Bill T. Jones’s latest creation, “Fondly Do We Hope . . . Fervently Do We Pray,” carried with it the burden of high expectations. Mr. Jones is one of the most compelling dance/theater artists making work today, and he is in a period of creativity that is perhaps unmatched by any other in his remarkable career. Recent years have brought us Mr. Jones’s critically acclaimed “Blind Date,” “Chapel/Chapter,” the Tony Award for choreography for “Spring Awakening,” and the equally lauded Off Broadway and now on Broadway, “Fela!” Adding to the expectations surrounding his newest work is Mr. Jones standing with the hip and famous, with mass culture icons such as Tyra Banks frequenting his performances, and magazines like Vanity Fair featuring him.
So as any great artist of a certain age enjoying a great deal of success would do, Mr. Jones took on a safe and uncomplicated project so as not to disturb the comfort of his rising success, right? Wrong. Mr. Jones’s career has frequently been about controversy and risk and has always been about the complex and often uncomfortable. His new work is no different.
“Fondly Do We Hope. . .” was commissioned by the Chicago-area Ravania Festival to honor the 200 th anniversary of Abraham Lincoln’s birth. Lincoln, slavery, civil war, emancipation, 100 years of brutal repression, civil rights, Obama. Now there’s asimple and easy legacy to take on, one that could have disastrous results for even the most accomplished of artists. However, Mr. Jones’s “Fondly. . .” is a gift to us all—in this reviewer’s opinion, a masterwork. In this work Mr. Jones the artist/intellectual/activist has created the rarest of pieces, the intellectually and culturally informed, politically aware work of art whose lasting impression is not its cleverness or righteousness, but instead its sheer beauty. Not beauty in the classical sense but beauty of the deeply considered, beauty of unforgettable imagery, and beauty of a theatrical experience so seamless and fully realized that it becomes more like a rich dream for those experiencing it. When an artist takes the complex and painful and leaves his/her audience with an overwhelming sense of beauty and hope, the artist must be considered a master. Mr. Jones is in that league.

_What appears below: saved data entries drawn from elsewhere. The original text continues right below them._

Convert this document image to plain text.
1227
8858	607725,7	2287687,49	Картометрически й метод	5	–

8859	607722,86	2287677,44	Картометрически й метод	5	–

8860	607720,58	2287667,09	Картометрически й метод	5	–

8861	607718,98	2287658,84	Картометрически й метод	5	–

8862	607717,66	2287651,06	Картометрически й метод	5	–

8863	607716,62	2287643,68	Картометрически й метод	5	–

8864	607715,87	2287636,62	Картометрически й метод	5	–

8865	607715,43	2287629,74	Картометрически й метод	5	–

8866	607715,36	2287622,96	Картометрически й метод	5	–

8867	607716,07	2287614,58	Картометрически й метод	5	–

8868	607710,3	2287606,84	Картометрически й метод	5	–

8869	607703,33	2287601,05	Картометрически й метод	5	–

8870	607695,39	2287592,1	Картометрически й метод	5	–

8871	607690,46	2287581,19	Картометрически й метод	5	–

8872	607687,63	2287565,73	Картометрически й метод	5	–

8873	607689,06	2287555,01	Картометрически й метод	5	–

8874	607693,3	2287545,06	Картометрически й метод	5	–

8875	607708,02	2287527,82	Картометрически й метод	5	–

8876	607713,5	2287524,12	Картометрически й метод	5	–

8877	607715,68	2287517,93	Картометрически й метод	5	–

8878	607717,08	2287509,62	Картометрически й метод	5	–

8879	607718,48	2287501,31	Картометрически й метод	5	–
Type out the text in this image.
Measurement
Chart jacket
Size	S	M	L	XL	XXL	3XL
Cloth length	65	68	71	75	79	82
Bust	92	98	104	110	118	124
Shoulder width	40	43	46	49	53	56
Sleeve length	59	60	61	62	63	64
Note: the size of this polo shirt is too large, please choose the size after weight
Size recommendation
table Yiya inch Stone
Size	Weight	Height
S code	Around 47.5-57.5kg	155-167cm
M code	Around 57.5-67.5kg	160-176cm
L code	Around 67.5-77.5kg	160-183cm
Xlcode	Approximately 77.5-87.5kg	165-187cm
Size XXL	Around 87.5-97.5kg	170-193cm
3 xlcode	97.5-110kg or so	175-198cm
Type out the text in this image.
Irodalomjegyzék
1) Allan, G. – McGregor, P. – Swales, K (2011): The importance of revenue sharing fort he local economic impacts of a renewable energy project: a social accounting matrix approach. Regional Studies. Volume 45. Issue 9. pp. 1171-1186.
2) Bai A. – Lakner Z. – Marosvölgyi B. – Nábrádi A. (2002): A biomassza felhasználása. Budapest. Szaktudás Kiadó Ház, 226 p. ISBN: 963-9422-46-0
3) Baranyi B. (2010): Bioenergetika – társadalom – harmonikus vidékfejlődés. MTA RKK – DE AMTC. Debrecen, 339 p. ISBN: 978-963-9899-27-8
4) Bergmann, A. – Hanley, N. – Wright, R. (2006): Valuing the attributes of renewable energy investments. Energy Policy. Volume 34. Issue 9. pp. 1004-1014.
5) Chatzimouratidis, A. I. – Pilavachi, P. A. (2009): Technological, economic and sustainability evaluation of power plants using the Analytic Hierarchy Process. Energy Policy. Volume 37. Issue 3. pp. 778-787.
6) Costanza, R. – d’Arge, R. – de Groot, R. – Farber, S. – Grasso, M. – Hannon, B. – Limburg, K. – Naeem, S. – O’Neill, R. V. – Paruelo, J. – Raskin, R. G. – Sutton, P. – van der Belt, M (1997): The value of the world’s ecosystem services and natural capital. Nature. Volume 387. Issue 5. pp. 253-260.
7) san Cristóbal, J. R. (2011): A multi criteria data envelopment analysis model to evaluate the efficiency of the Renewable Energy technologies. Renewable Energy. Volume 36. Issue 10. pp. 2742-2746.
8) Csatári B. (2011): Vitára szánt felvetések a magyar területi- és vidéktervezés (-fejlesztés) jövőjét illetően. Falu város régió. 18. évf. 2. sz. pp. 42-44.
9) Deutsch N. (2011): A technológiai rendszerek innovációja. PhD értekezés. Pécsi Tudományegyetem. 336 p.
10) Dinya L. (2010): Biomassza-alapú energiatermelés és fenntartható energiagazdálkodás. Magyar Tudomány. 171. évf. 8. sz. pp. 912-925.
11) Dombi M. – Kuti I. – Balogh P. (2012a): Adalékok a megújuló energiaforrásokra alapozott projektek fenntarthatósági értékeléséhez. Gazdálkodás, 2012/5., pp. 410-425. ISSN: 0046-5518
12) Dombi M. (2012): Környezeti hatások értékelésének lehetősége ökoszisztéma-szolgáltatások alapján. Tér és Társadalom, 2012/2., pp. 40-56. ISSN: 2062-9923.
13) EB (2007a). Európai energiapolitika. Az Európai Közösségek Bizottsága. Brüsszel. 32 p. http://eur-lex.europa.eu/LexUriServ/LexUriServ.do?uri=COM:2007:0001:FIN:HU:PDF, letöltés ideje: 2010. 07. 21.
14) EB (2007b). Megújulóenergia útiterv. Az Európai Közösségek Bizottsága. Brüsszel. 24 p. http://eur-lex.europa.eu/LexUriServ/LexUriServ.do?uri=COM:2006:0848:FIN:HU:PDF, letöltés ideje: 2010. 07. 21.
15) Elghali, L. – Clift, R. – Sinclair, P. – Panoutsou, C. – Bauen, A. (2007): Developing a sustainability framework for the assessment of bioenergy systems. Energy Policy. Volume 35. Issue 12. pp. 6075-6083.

In “Fondly . . .” Jones does not attempt to be a historian, but we feel as if we are in Lincoln’s place and time through songs, video imagery, and the words of Lincoln, Frederick Douglas, and Walt Whitman. He does not attempt to tell a linear story, yet his script (co-written with Janet Wong, associate artistic director and video designer for “Fondly. . .”) and use of an on-stage narrator are deeply moving and create vividly descriptive snapshots of Lincoln’s life and the lives of others, including the life of Mr. Jones himself. While there is original music for the piece, there is no full-length commissioned score, but instead an amalgamation of music that brilliantly brings us into the mood, era, and message of any given moment during the work. The choreography and exquisitely expressive and athletic dancers are the dramatic backbone of “Fondly . . . .” However, they would not succeed at the same level without all of the other intelligently directed theatrical elements. In short Mr. Jones does not deal in convention yet has created a multi-dimensional, complex and emotionally effecting work of art that only the most gifted of theatrical directors/creators could achieve.
“Fondly Do We Hope . . . Fervently Do We Pray” could be described as a thoughtful contemplation on the effect that Abraham Lincoln has had on our country, yet it is so much more than that. It is a moving reflection on our national psyche and individual lives. It is Mr. Jones’s expression of the concept of democracy being “by the people for the people” and Lincoln’s inseparable connection to that ideal. It is a powerful yet nuanced comment on the legacy of slavery. It is a beautiful work of dance/theater. It is Mr. Jones’s personal statement about still believing in great men and women . . . cautiously. It is all of those things, and the piece succeeds on so many levels it seems pointless to break it down and analyze. Perhaps we should simply take “Fondly Do We Hope . . . Fervently Do We Pray” as a gift from Mr. Jones to Abraham Lincoln and all of us who embrace the hope of democracy, just as the title and those words were originally a gift of hope from President Lincoln to his country. Brilliantly, this work of art defies easy categorization—just like Bill T. Jones.